Southwold offshore ship-to-ship oil transfer zone in Commons
Campaigners are making a last-ditch attempt to prevent a ship-to-ship oil transfer zone off the Suffolk coast being created.
The government wants an area near Southwold to be the UK's sole designated zone and a House of Commons committee is looking at it on Tuesday.
The government said transfers need to be controlled in one place.
Opponents said all UK waters should be used or ships should use ports.
The Commons' Seventh Delegated Legislation Committee is looking at the proposal, which could then be passed by Parliament.
Therese Coffey, Conservative MP for Suffolk Coastal, will attend the committee and argue that regulations already cover all UK waters and one zone is not necessary.
The last Labour government drafted regulations banning offshore transfers so that ships used ports, but this has been revised by the coalition government.

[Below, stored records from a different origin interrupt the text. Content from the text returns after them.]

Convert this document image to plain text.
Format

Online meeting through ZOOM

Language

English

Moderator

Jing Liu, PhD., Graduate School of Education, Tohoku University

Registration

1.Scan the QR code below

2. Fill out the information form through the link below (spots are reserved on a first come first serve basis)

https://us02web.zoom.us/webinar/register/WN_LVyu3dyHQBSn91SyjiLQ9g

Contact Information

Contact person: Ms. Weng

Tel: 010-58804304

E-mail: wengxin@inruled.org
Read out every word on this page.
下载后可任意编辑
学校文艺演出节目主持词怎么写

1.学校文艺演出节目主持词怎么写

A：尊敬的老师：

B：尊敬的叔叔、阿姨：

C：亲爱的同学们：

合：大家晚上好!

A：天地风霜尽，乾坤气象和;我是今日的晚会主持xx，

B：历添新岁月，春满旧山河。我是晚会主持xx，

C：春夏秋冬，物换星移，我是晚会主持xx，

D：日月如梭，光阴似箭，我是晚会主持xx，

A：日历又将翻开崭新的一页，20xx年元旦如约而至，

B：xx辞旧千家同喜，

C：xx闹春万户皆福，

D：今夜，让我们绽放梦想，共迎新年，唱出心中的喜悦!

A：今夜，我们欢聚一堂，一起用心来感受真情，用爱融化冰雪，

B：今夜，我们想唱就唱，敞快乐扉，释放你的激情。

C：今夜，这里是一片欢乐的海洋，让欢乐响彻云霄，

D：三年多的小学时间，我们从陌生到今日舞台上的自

Jim Fitzpatrick MP, Labour's shadow shipping minister, said: "There is an argument about having a controlled zone, but the difficulty is that this traffic is increasing and Southwold will act like a magnet for many ships that would not otherwise have gone there.
"We're missing the opportunity of increasing investment and developing greater expertise for safer transfers of cargo in controlled harbour areas where they have the technology to deal with any spills quickly and efficiently with the minimum damage to the environment and wildlife."
A Department for Transport spokesperson said: "Ship-to-ship transfer operations have been carried out routinely in UK waters for decades with a generally excellent safety record.
"These regulations recognise the need to balance the needs of industry with the importance of protecting the UK coastline.
"The regulations are now in force, guidance has been published and the Maritime and Coastguard Agency is handling applications for ship-to-ship transfers in line with the regulatory regime."